Os textos [das "Notícias em Três Linhas"] são por muitos considerados como um dos primeiros exemplos, senão o primeiro exemplo, dessa sub‑espécie narrativa que dá pelo nome de micro‑conto, embora não sejam mais do que «breves» publicadas no jornal Le Matin, em 1906 por um enigmático literato chamado Félix Fénéon. Poderiam assim ser introduzidos; poderiam, só que o objecto é muito mais complexo do que se revela à primeira vista.
A complexidade começa com o próprio autor, um homem fundamental na vida literária francesa da viragem para o século XX, que publicou, incentivou e promoveu imensos autores (de Rimbaud, Lautréamont, Mallarmé e Laforgue, até James Joyce, passando por Tolstoi, Gide, Proust, Valéry, e tutti quanti), mas que de si próprio não deu à estampa qualquer obra e que certamente não aspirava a fazê‑lo.
(...)
Não escreveu romance nenhum (...). De resto, solicitado no fim da vida para publicar os vários e desvairados textos que deixara pelas revistas em que colaborara, negou‑se, declarando que queria o silêncio. Outros o publicaram (o primeiro dos quais Jean Paulhan), assim como ele publicara outros.
Quem era Félix Fénéon? Era Félix Fénéon, nascido em Turim, Itália, a 22 de Junho de 1861 e morto em Châtenay-Malabry, França, a 29 de Fevereiro de 1944. À parte isso, foi funcionário público exemplar (e distinguido e no Ministério da Guerra!), e, ao mesmo tempo anarquista (e preso e julgado por isso), crítico de arte (defensor e patrono dos neo-impressionistas e dos nabis, agente de Matisse e de muitos outros pintores, coleccionador de obras de arte), praticamente responsável máximo da principal revista literária de fins do século XIX e princípios do século XX (La Revue Blanche), e, enfim, jornalista, galerista e editor.

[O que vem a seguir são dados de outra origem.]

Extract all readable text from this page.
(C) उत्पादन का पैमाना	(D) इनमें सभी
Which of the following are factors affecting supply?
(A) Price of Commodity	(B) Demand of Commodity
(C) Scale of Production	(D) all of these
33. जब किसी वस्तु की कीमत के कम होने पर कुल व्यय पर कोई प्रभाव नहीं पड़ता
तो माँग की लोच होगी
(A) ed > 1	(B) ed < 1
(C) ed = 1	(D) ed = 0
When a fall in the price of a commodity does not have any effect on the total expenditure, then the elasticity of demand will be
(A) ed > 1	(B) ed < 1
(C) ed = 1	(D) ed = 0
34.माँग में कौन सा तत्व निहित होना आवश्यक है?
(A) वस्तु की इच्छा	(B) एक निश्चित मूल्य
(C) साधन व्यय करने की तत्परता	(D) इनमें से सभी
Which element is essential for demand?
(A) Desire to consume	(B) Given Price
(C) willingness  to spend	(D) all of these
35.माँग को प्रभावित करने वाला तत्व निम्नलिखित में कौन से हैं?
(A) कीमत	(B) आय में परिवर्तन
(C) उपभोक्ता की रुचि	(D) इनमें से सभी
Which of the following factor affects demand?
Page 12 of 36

Era um dandy, sempre impecavelmente vestido, de cabelo curto e cara rapada, à excepção de uma pêra à Tio Sam. No início da vida, levava uma vida dupla – ou tripla –, visto que, sendo ordeiríssimo funcionário público, semeava com os seus escritos a discórdia nas famílias artísticas, defendendo, contra o gosto público, os neo-impressionistas na pintura e poetas como Rimbaud, Verlaine ou Mallarmé na literatura.
Quer nos relatórios burocráticos que escrevia, quer nos seus artigos, era senhor de uma escrita «castigada», como dizem os franceses, concisa, elíptica e refinada. Nunca foi homem de muitas palavras, mas as que escolhia, escolhi‑as sempre rigorosas, surpreendentes e sublimadas.
Manuel Resende, excerto do Prefácio de "Notícias em Três Linhas".